Computerworld - LAS VEGAS -- The inherent insecurity of wireless devices is now a matter of national security.
John Stenbit, the Pentagon's CIO, said this week that he plans to issue new policy guidelines that will ban most if not all wireless devices within military installations. The change in policy comes only months after Computerworld first reported the results of wireless security audits at major U.S. airlines and the facility housing the U.S. Defense Department's global network operations center.
Pentagon officials fear that the latest generation of wireless devices, including cell phones and two-way pagers, can be used as eavesdropping devices during classified meetings. Military facilities and offices that are used for highly classified meetings are already routinely scanned for listening devices.
However, with the growing use of personal wireless communications systems, security audits increasingly find military officers attending meetings in classified office spaces with these devices on their person, creating the potential for adversaries to turn these devices into crude eavesdropping systems, military officials acknowledged.
Devices such as cell phones have long been banned from facilities known as Sensitive Compartmented Information Facilities. In fact, all military personnel who are granted top-secret security clearances are required to attend an indoctrination briefing on the growing list of threats posed by electronic devices. However, the new Pentagon policy extends the wireless ban to the majority of office spaces where sensitive but unclassified information may be discussed. It also builds upon a larger government policy of using the government's purchasing power as a market driver to get the IT industry to improve the security of its products if it wants to sell into the government.
"Why is it that companies have sold products that they know are insecure?" asked Richard Clarke, President Bush's chief cybersecurity adviser. "And why is it that people have bought them? We should all shut [wireless LANs] off until the technology gets better."
Steven Aftergood, a defense analyst at the Federation of American Scientists in Washington, said the policy change makes perfect sense for a high-risk environment such as the military.

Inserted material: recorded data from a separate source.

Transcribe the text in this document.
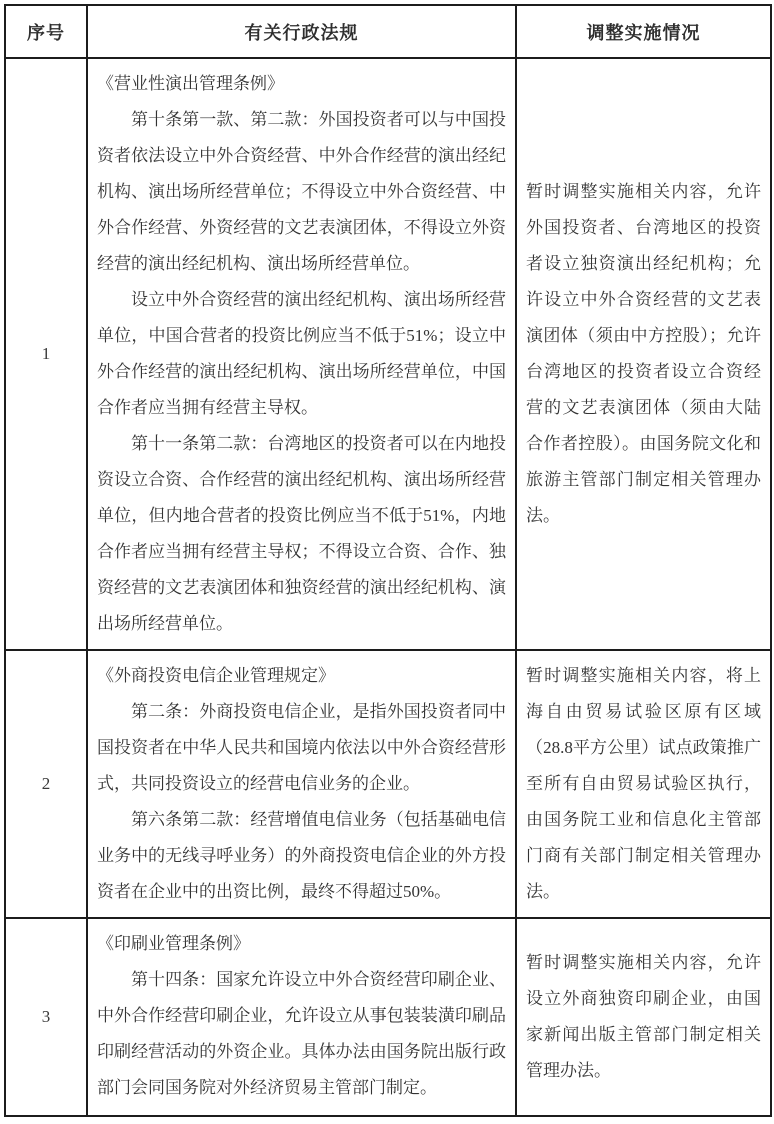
序号	有关行政法规	调整实施情况
1	《营业性演出管理条例》

第十条第一款、第二款：外国投资者可以与中国投资者依法设立中外合资经营、中外合作经营的演出经纪机构、演出场所经营单位；不得设立中外合资经营、中外合作经营、外资经营的文艺表演团体，不得设立外资经营的演出经纪机构、演出场所经营单位。

设立中外合资经营的演出经纪机构、演出场所经营单位，中国合营者的投资比例应当不低于51%；设立中外合作经营的演出经纪机构、演出场所经营单位，中国合作者应当拥有经营主导权。

第十一条第二款：台湾地区的投资者可以在内地投资设立合资、合作经营的演出经纪机构、演出场所经营单位，但内地合营者的投资比例应当不低于51%，内地合作者应当拥有经营主导权；不得设立合资、合作、独资经营的文艺表演团体和独资经营的演出经纪机构、演出场所经营单位。	暂时调整实施相关内容，允许外国投资者、台湾地区的投资者设立独资演出经纪机构；允许设立中外合资经营的文艺表演团体（须由中方控股）；允许台湾地区的投资者设立合资经营的文艺表演团体（须由大陆合作者控股）。由国务院文化和旅游主管部门制定相关管理办法。

2	《外商投资电信企业管理规定》

第二条：外商投资电信企业，是指外国投资者同中国投资者在中华人民共和国境内依法以中外合资经营形式，共同投资设立的经营电信业务的企业。

第六条第二款：经营增值电信业务（包括基础电信业务中的无线寻呼业务）的外商投资电信企业的外方投资者在企业中的出资比例，最终不得超过50%。	暂时调整实施相关内容，将上海自由贸易试验区原有区域（28.8平方公里）试点政策推广至所有自由贸易试验区执行，由国务院工业和信息化主管部门商有关部门制定相关管理办法。

3	《印刷业管理条例》

第十四条：国家允许设立中外合资经营印刷企业、中外合作经营印刷企业，允许设立从事包装装潢印刷品印刷经营活动的外资企业。具体办法由国务院出版行政部门会同国务院对外经济贸易主管部门制定。	暂时调整实施相关内容，允许设立外商独资印刷企业，由国家新闻出版主管部门制定相关管理办法。
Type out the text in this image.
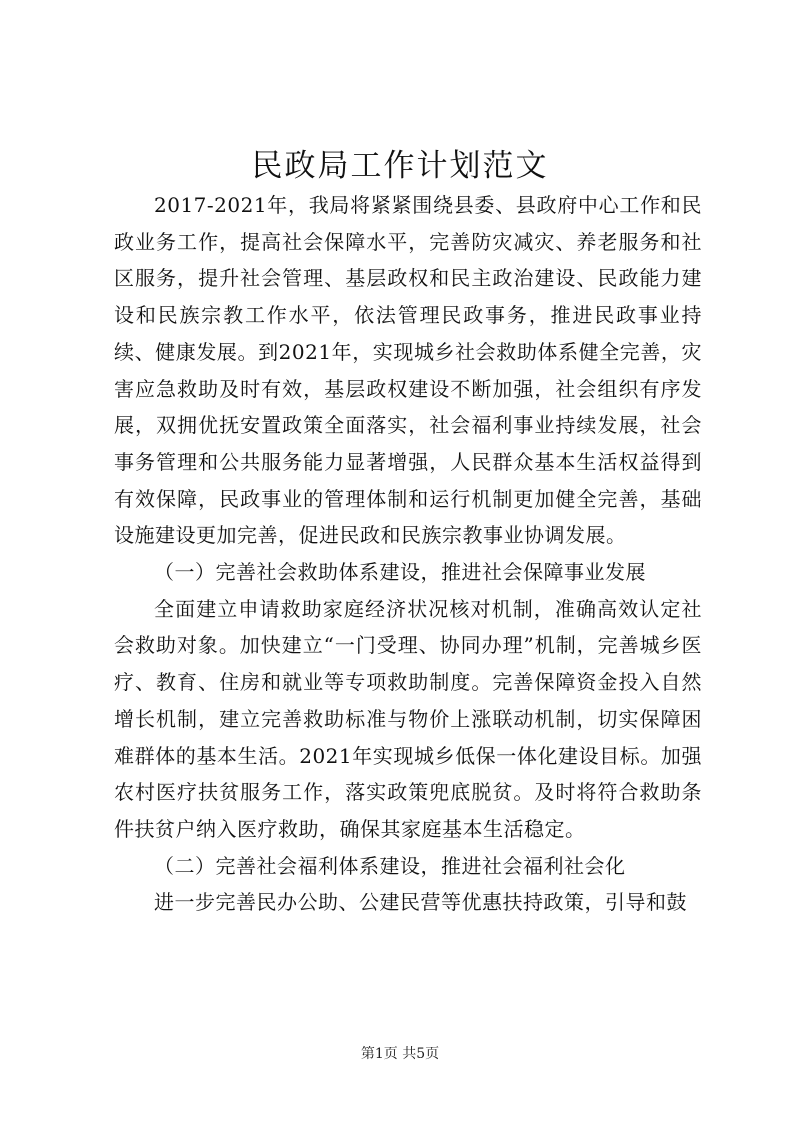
民政局工作计划范文

2017-2021年，我局将紧紧围绕县委、县政府中心工作和民政业务工作，提高社会保障水平，完善防灾减灾、养老服务和社区服务，提升社会管理、基层政权和民主政治建设、民政能力建设和民族宗教工作水平，依法管理民政事务，推进民政事业持续、健康发展。到2021年，实现城乡社会救助体系健全完善，灾害应急救助及时有效，基层政权建设不断加强，社会组织有序发展，双拥优抚安置政策全面落实，社会福利事业持续发展，社会事务管理和公共服务能力显著增强，人民群众基本生活权益得到有效保障，民政事业的管理体制和运行机制更加健全完善，基础设施建设更加完善，促进民政和民族宗教事业协调发展。

（一）完善社会救助体系建设，推进社会保障事业发展

全面建立申请救助家庭经济状况核对机制，准确高效认定社会救助对象。加快建立“一门受理、协同办理”机制，完善城乡医疗、教育、住房和就业等专项救助制度。完善保障资金投入自然增长机制，建立完善救助标准与物价上涨联动机制，切实保障困难群体的基本生活。2021年实现城乡低保一体化建设目标。加强农村医疗扶贫服务工作，落实政策兜底脱贫。及时将符合救助条件扶贫户纳入医疗救助，确保其家庭基本生活稳定。

（二）完善社会福利体系建设，推进社会福利社会化

进一步完善民办公助、公建民营等优惠扶持政策，引导和鼓

第1页 共5页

"People get accustomed to using nifty products that are extremely useful in other parts of their lives, such as cell phones, wireless Internet connections and all kinds of recording devices," said Aftergood. "And it's easy to forget that these are inappropriate in a secure environment."
In May, a wireless security expert managed to detect the nonsecure wireless LAN at the Defense Information Systems Agency (DISA) in Arlington, Va. (see story). While parked across the street from DISA's headquarters, the securityexpert was able to view the Service Set Identifier numbers of access points and numerous IP addresses. Using a standard 802.11b wireless LAN card attached to his laptop computer and access-point detection software from San Diego-based NetStumbler.com, he was able to scan the network in less than half an hour.
Some airlines also pulled the plug earlier this year on their wireless bag checking systems after auditors managed to hack their way into sensitive back-end systems, such as the passenger manifest and aircraft maintenance systems (see story).